Somehow it seems if we can just find enough data, we will be able to set our hearts and minds at rest. False.
Instead of refreshing news sites and googling medical studies, go for a walk in the sunshine while listening to songs of comfort. Pray a psalm. Read a novel. Cook a meal. Embrace the finitude of your knowledge, and do your best to live in the present.
4. Commit Your Child to God
Now is an excellent time to start bulking up your trust muscle through prayer and Bible study, because you’re going to need that muscle through the rest of your child’s life. It’s easy to assume that if God will just get us and our children safely through this scary time, we will never worry again. But like the people of Israel who doubted God right after they passed through the Red Sea, we are going to face non-COVID anxiety just as soon as our babies get their first rash or bump on the head.

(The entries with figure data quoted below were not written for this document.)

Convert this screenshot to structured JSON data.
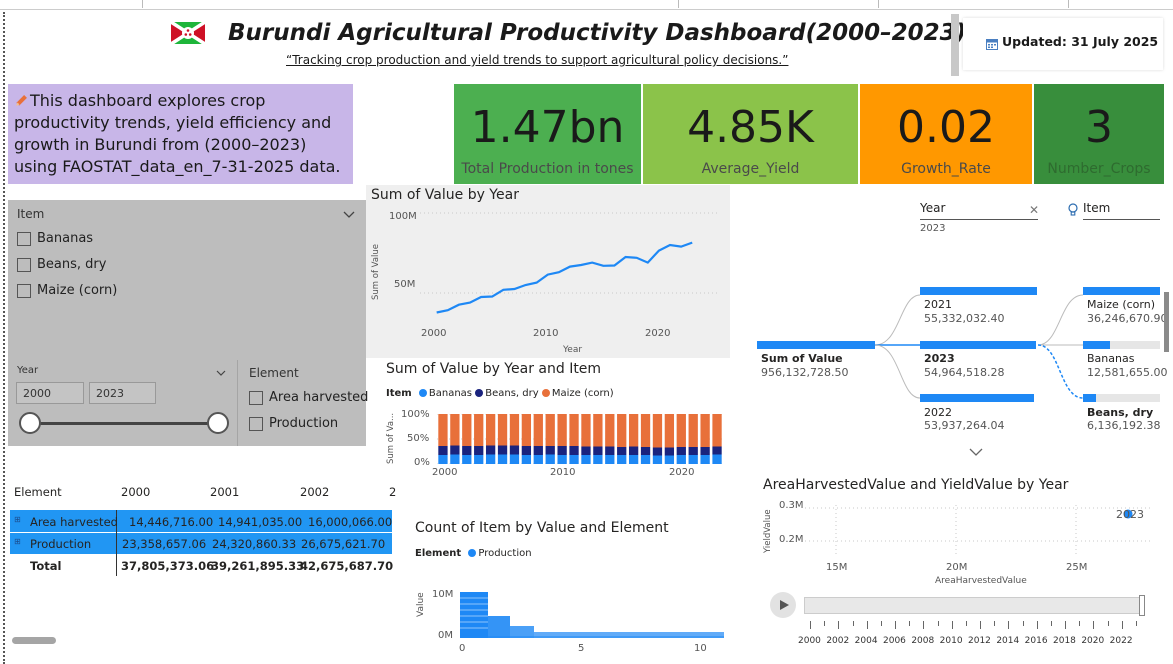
{
  "header": {
    "title": "Burundi Agricultural Productivity Dashboard(2000–2023)",
    "subtitle": "“Tracking crop production and yield trends to support agricultural policy decisions.”",
    "updated": "Updated: 31 July 2025"
  },
  "description": "This dashboard explores crop productivity trends, yield efficiency and growth in Burundi from (2000–2023) using FAOSTAT_data_en_7-31-2025 data.",
  "kpis": [
    {
      "value": "1.47bn",
      "label": "Total Production in tones",
      "color": "#4caf50"
    },
    {
      "value": "4.85K",
      "label": "Average_Yield",
      "color": "#8bc34a"
    },
    {
      "value": "0.02",
      "label": "Growth_Rate",
      "color": "#ff9800"
    },
    {
      "value": "3",
      "label": "Number_Crops",
      "color": "#388e3c"
    }
  ],
  "item_slicer": {
    "title": "Item",
    "options": [
      "Bananas",
      "Beans, dry",
      "Maize (corn)"
    ]
  },
  "year_slicer": {
    "title": "Year",
    "from": "2000",
    "to": "2023",
    "range_fraction": [
      0,
      1
    ]
  },
  "element_slicer": {
    "title": "Element",
    "options": [
      "Area harvested",
      "Production"
    ]
  },
  "matrix": {
    "headers": [
      "Element",
      "2000",
      "2001",
      "2002",
      "2"
    ],
    "rows": [
      {
        "label": "Area harvested",
        "values": [
          "14,446,716.00",
          "14,941,035.00",
          "16,000,066.00"
        ]
      },
      {
        "label": "Production",
        "values": [
          "23,358,657.06",
          "24,320,860.33",
          "26,675,621.70"
        ]
      }
    ],
    "total": {
      "label": "Total",
      "values": [
        "37,805,373.06",
        "39,261,895.33",
        "42,675,687.70"
      ]
    }
  },
  "chart_data": [
    {
      "type": "line",
      "title": "Sum of Value by Year",
      "xlabel": "Year",
      "ylabel": "Sum of Value",
      "x_ticks": [
        "2000",
        "2010",
        "2020"
      ],
      "y_ticks": [
        "100M",
        "50M"
      ],
      "ylim": [
        30000000,
        105000000
      ],
      "x": [
        2000,
        2001,
        2002,
        2003,
        2004,
        2005,
        2006,
        2007,
        2008,
        2009,
        2010,
        2011,
        2012,
        2013,
        2014,
        2015,
        2016,
        2017,
        2018,
        2019,
        2020,
        2021,
        2022,
        2023
      ],
      "series": [
        {
          "values": [
            37805373,
            39261895,
            42675688,
            44000000,
            47500000,
            47800000,
            52000000,
            52500000,
            55000000,
            56500000,
            61500000,
            63000000,
            66500000,
            67500000,
            69000000,
            67000000,
            67200000,
            72500000,
            72000000,
            69000000,
            76500000,
            80000000,
            79000000,
            81500000
          ]
        }
      ],
      "color": "#1e88f5"
    },
    {
      "type": "bar",
      "title": "Sum of Value by Year and Item",
      "stacked_percent": true,
      "legend_title": "Item",
      "ylabel": "Sum of Va...",
      "x_ticks": [
        "2000",
        "2010",
        "2020"
      ],
      "y_ticks": [
        "100%",
        "50%",
        "0%"
      ],
      "categories": [
        "2000",
        "2001",
        "2002",
        "2003",
        "2004",
        "2005",
        "2006",
        "2007",
        "2008",
        "2009",
        "2010",
        "2011",
        "2012",
        "2013",
        "2014",
        "2015",
        "2016",
        "2017",
        "2018",
        "2019",
        "2020",
        "2021",
        "2022",
        "2023"
      ],
      "series": [
        {
          "name": "Bananas",
          "color": "#1e88f5",
          "values": [
            18,
            19,
            18,
            18,
            19,
            19,
            19,
            18,
            18,
            19,
            18,
            18,
            18,
            18,
            18,
            18,
            18,
            18,
            17,
            17,
            18,
            18,
            18,
            19
          ]
        },
        {
          "name": "Beans, dry",
          "color": "#1a237e",
          "values": [
            18,
            18,
            18,
            18,
            18,
            18,
            18,
            18,
            18,
            17,
            18,
            18,
            17,
            17,
            17,
            16,
            17,
            16,
            16,
            16,
            16,
            16,
            16,
            16
          ]
        },
        {
          "name": "Maize (corn)",
          "color": "#e8703a",
          "values": [
            64,
            63,
            64,
            64,
            63,
            63,
            63,
            64,
            64,
            64,
            64,
            64,
            65,
            65,
            65,
            66,
            65,
            66,
            67,
            67,
            66,
            66,
            66,
            65
          ]
        }
      ]
    },
    {
      "type": "bar",
      "title": "Count of Item by Value and Element",
      "legend_title": "Element",
      "series_name": "Production",
      "ylabel": "Value",
      "x_ticks": [
        "0",
        "5",
        "10"
      ],
      "y_ticks": [
        "10M",
        "0M"
      ],
      "color": "#1e88f5"
    },
    {
      "type": "scatter",
      "title": "AreaHarvestedValue and YieldValue by Year",
      "xlabel": "AreaHarvestedValue",
      "ylabel": "YieldValue",
      "x_ticks": [
        "15M",
        "20M",
        "25M"
      ],
      "y_ticks": [
        "0.3M",
        "0.2M"
      ],
      "point_label": "2023",
      "play_axis": [
        "2000",
        "2002",
        "2004",
        "2006",
        "2008",
        "2010",
        "2012",
        "2014",
        "2016",
        "2018",
        "2020",
        "2022"
      ],
      "color": "#1e88f5"
    }
  ],
  "decomp_tree": {
    "year_filter_label": "Year",
    "year_filter_value": "2023",
    "item_filter_label": "Item",
    "root": {
      "label": "Sum of Value",
      "value": "956,132,728.50"
    },
    "level1": [
      {
        "label": "2021",
        "value": "55,332,032.40",
        "bold": false
      },
      {
        "label": "2023",
        "value": "54,964,518.28",
        "bold": true
      },
      {
        "label": "2022",
        "value": "53,937,264.04",
        "bold": false
      }
    ],
    "level2": [
      {
        "label": "Maize (corn)",
        "value": "36,246,670.90",
        "bold": false
      },
      {
        "label": "Bananas",
        "value": "12,581,655.00",
        "bold": false
      },
      {
        "label": "Beans, dry",
        "value": "6,136,192.38",
        "bold": true
      }
    ]
  }
}
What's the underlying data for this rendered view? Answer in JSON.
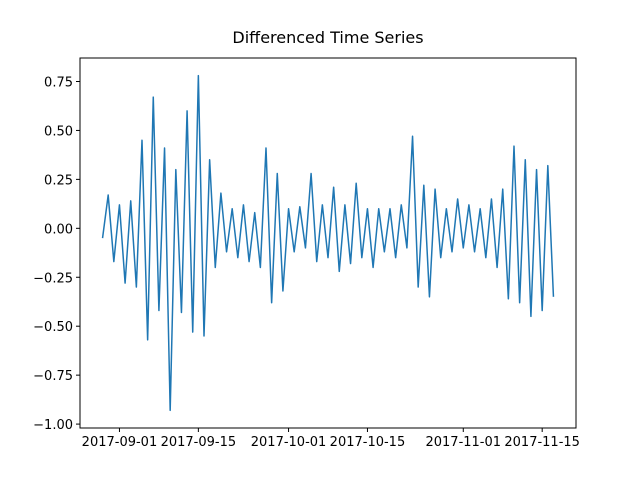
{
  "chart_data": {
    "type": "line",
    "title": "Differenced Time Series",
    "x": [
      "2017-08-29",
      "2017-08-30",
      "2017-08-31",
      "2017-09-01",
      "2017-09-02",
      "2017-09-03",
      "2017-09-04",
      "2017-09-05",
      "2017-09-06",
      "2017-09-07",
      "2017-09-08",
      "2017-09-09",
      "2017-09-10",
      "2017-09-11",
      "2017-09-12",
      "2017-09-13",
      "2017-09-14",
      "2017-09-15",
      "2017-09-16",
      "2017-09-17",
      "2017-09-18",
      "2017-09-19",
      "2017-09-20",
      "2017-09-21",
      "2017-09-22",
      "2017-09-23",
      "2017-09-24",
      "2017-09-25",
      "2017-09-26",
      "2017-09-27",
      "2017-09-28",
      "2017-09-29",
      "2017-09-30",
      "2017-10-01",
      "2017-10-02",
      "2017-10-03",
      "2017-10-04",
      "2017-10-05",
      "2017-10-06",
      "2017-10-07",
      "2017-10-08",
      "2017-10-09",
      "2017-10-10",
      "2017-10-11",
      "2017-10-12",
      "2017-10-13",
      "2017-10-14",
      "2017-10-15",
      "2017-10-16",
      "2017-10-17",
      "2017-10-18",
      "2017-10-19",
      "2017-10-20",
      "2017-10-21",
      "2017-10-22",
      "2017-10-23",
      "2017-10-24",
      "2017-10-25",
      "2017-10-26",
      "2017-10-27",
      "2017-10-28",
      "2017-10-29",
      "2017-10-30",
      "2017-10-31",
      "2017-11-01",
      "2017-11-02",
      "2017-11-03",
      "2017-11-04",
      "2017-11-05",
      "2017-11-06",
      "2017-11-07",
      "2017-11-08",
      "2017-11-09",
      "2017-11-10",
      "2017-11-11",
      "2017-11-12",
      "2017-11-13",
      "2017-11-14",
      "2017-11-15",
      "2017-11-16",
      "2017-11-17"
    ],
    "values": [
      -0.05,
      0.17,
      -0.17,
      0.12,
      -0.28,
      0.14,
      -0.3,
      0.45,
      -0.57,
      0.67,
      -0.42,
      0.41,
      -0.93,
      0.3,
      -0.43,
      0.6,
      -0.53,
      0.78,
      -0.55,
      0.35,
      -0.2,
      0.18,
      -0.12,
      0.1,
      -0.15,
      0.12,
      -0.17,
      0.08,
      -0.2,
      0.41,
      -0.38,
      0.28,
      -0.32,
      0.1,
      -0.12,
      0.11,
      -0.1,
      0.28,
      -0.17,
      0.12,
      -0.15,
      0.21,
      -0.22,
      0.12,
      -0.18,
      0.23,
      -0.15,
      0.1,
      -0.2,
      0.1,
      -0.12,
      0.1,
      -0.15,
      0.12,
      -0.1,
      0.47,
      -0.3,
      0.22,
      -0.35,
      0.2,
      -0.15,
      0.1,
      -0.12,
      0.15,
      -0.1,
      0.12,
      -0.12,
      0.1,
      -0.15,
      0.15,
      -0.2,
      0.2,
      -0.36,
      0.42,
      -0.38,
      0.35,
      -0.45,
      0.3,
      -0.42,
      0.32,
      -0.35
    ],
    "color": "#1f77b4",
    "xlim": [
      "2017-08-25",
      "2017-11-21"
    ],
    "xticks": [
      "2017-09-01",
      "2017-09-15",
      "2017-10-01",
      "2017-10-15",
      "2017-11-01",
      "2017-11-15"
    ],
    "ylim": [
      -1.02,
      0.87
    ],
    "yticks": [
      {
        "value": 0.75,
        "label": "0.75"
      },
      {
        "value": 0.5,
        "label": "0.50"
      },
      {
        "value": 0.25,
        "label": "0.25"
      },
      {
        "value": 0,
        "label": "0.00"
      },
      {
        "value": -0.25,
        "label": "−0.25"
      },
      {
        "value": -0.5,
        "label": "−0.50"
      },
      {
        "value": -0.75,
        "label": "−0.75"
      },
      {
        "value": -1,
        "label": "−1.00"
      }
    ]
  }
}
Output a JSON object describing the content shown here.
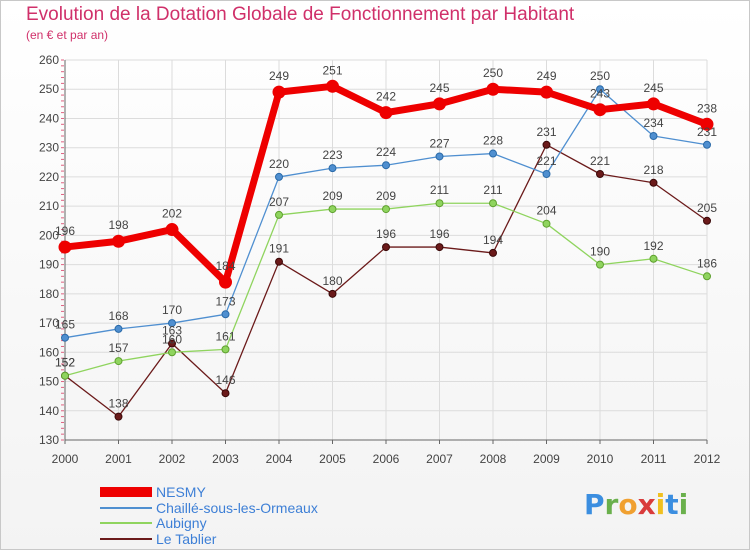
{
  "header": {
    "title": "Evolution de la Dotation Globale de Fonctionnement par Habitant",
    "subtitle": "(en € et par an)"
  },
  "chart_data": {
    "type": "line",
    "title": "Evolution de la Dotation Globale de Fonctionnement par Habitant",
    "subtitle": "(en € et par an)",
    "xlabel": "",
    "ylabel": "",
    "x": [
      "2000",
      "2001",
      "2002",
      "2003",
      "2004",
      "2005",
      "2006",
      "2007",
      "2008",
      "2009",
      "2010",
      "2011",
      "2012"
    ],
    "ylim": [
      130,
      260
    ],
    "yticks": [
      130,
      140,
      150,
      160,
      170,
      180,
      190,
      200,
      210,
      220,
      230,
      240,
      250,
      260
    ],
    "grid": true,
    "legend_position": "bottom-left",
    "series": [
      {
        "name": "NESMY",
        "color": "#ee0000",
        "values": [
          196,
          198,
          202,
          184,
          249,
          251,
          242,
          245,
          250,
          249,
          243,
          245,
          238
        ]
      },
      {
        "name": "Chaillé-sous-les-Ormeaux",
        "color": "#4f8fd0",
        "values": [
          165,
          168,
          170,
          173,
          220,
          223,
          224,
          227,
          228,
          221,
          250,
          234,
          231
        ]
      },
      {
        "name": "Aubigny",
        "color": "#8fd45e",
        "values": [
          152,
          157,
          160,
          161,
          207,
          209,
          209,
          211,
          211,
          204,
          190,
          192,
          186
        ]
      },
      {
        "name": "Le Tablier",
        "color": "#6b1a1a",
        "values": [
          152,
          138,
          163,
          146,
          191,
          180,
          196,
          196,
          194,
          231,
          221,
          218,
          205
        ]
      }
    ]
  },
  "logo": {
    "letters": [
      "P",
      "r",
      "o",
      "x",
      "i",
      "t",
      "i"
    ],
    "colors": [
      "#3b8ee0",
      "#6ab04c",
      "#f0a030",
      "#d93b3b",
      "#f0c020",
      "#3b8ee0",
      "#6ab04c"
    ]
  }
}
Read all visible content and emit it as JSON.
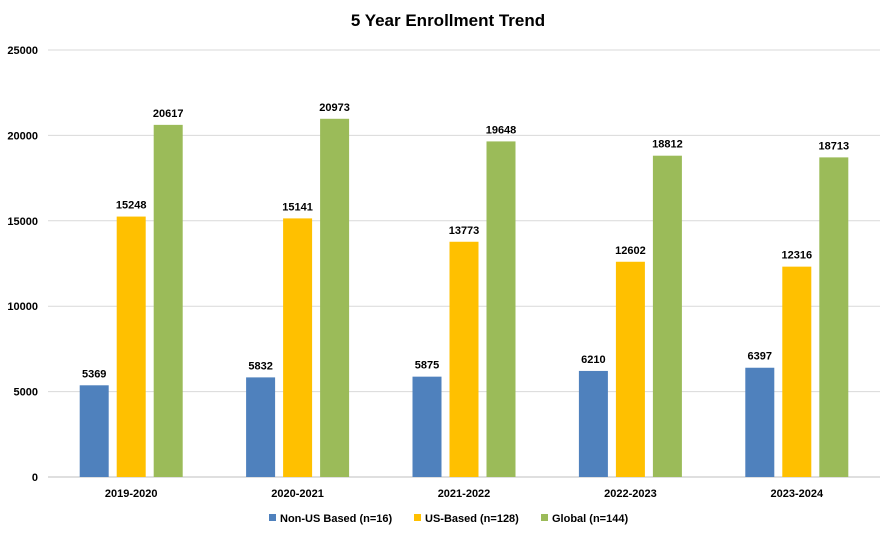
{
  "chart_data": {
    "type": "bar",
    "title": "5 Year Enrollment Trend",
    "xlabel": "",
    "ylabel": "",
    "categories": [
      "2019-2020",
      "2020-2021",
      "2021-2022",
      "2022-2023",
      "2023-2024"
    ],
    "series": [
      {
        "name": "Non-US Based (n=16)",
        "color": "#4f81bd",
        "values": [
          5369,
          5832,
          5875,
          6210,
          6397
        ]
      },
      {
        "name": "US-Based (n=128)",
        "color": "#ffc000",
        "values": [
          15248,
          15141,
          13773,
          12602,
          12316
        ]
      },
      {
        "name": "Global (n=144)",
        "color": "#9bbb59",
        "values": [
          20617,
          20973,
          19648,
          18812,
          18713
        ]
      }
    ],
    "ylim": [
      0,
      25000
    ],
    "yticks": [
      0,
      5000,
      10000,
      15000,
      20000,
      25000
    ],
    "grid": true,
    "legend_position": "bottom"
  }
}
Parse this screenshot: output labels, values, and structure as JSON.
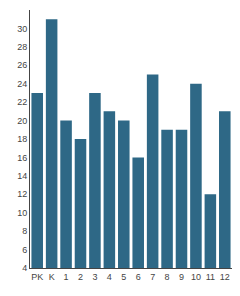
{
  "chart_data": {
    "type": "bar",
    "categories": [
      "PK",
      "K",
      "1",
      "2",
      "3",
      "4",
      "5",
      "6",
      "7",
      "8",
      "9",
      "10",
      "11",
      "12"
    ],
    "values": [
      23,
      31,
      20,
      18,
      23,
      21,
      20,
      16,
      25,
      19,
      19,
      24,
      12,
      21
    ],
    "color": "#2e6886",
    "ylim": [
      4,
      32
    ],
    "yticks": [
      4,
      6,
      8,
      10,
      12,
      14,
      16,
      18,
      20,
      22,
      24,
      26,
      28,
      30
    ],
    "grid": false
  }
}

There is no better time than now to get into the habit of praying for your baby in the light of God’s promise-filled Word.
Two Grounds for Hoping
1. God Is the Author of Maternal Instincts
You may feel like God doesn’t care about your baby as intensely as you do, but in fact your fervent care for your child is a lesser version of the love God has for his people. The prophet Isaiah asks:
Can a woman forget her nursing child,
that she should have no compassion on the son of her womb?
Even these may forget,
yet I will not forget you. (Isa. 49:15)
Just as a good mother would never forget her baby, God will not forget you. Take comfort that God gave you instincts to protect your baby that echo his own commitment to care for his people.
2. God Is as Sovereign as Ever Before
Oh, to have given birth in the serene days of 2019! Yet when we look back to what may have been a safer time, we forget that in every era, we live under the watchful providence of God.
Birth has always been dangerous. If you’ve spent any time studying history, you know that most women throughout time couldn’t count on surviving childbirth. Even today, maternal death rates are high in many parts of the world. The Book of Common Prayer includes a prayer for women returning to church after a safe delivery, thanking God for preservation through “the great danger of childbirth.”
Just as a good mother would never forget her baby, God will not forget you.
And birth has always been safe in the sense that God will protect us from any harm that is not part of his sovereign plan. He protected Israelite babies from Pharaoh’s murderous edict through the righteous acts of Hebrew midwives (Ex. 1:15–22). He protected Moses from the crocodiles of the Nile (Ex. 2). He protected Mary from fatal preeclampsia and postnatal infection, and any number of things that could have taken her life, or the Messiah’s.
I don’t know what God has planned for my life or my baby’s. But I cling to the tried and true words of Romans 8 that “for those who love God all things work together for good” and that “neither death nor life . . . nor anything else in all creation, will be able to separate us from the love of God in Christ Jesus our Lord” (vv. 28, 38–39). I don’t know what the next five weeks or five months hold, but I believe, as Adoniram Judson wrote, “The prospects are as bright as the promises of God.”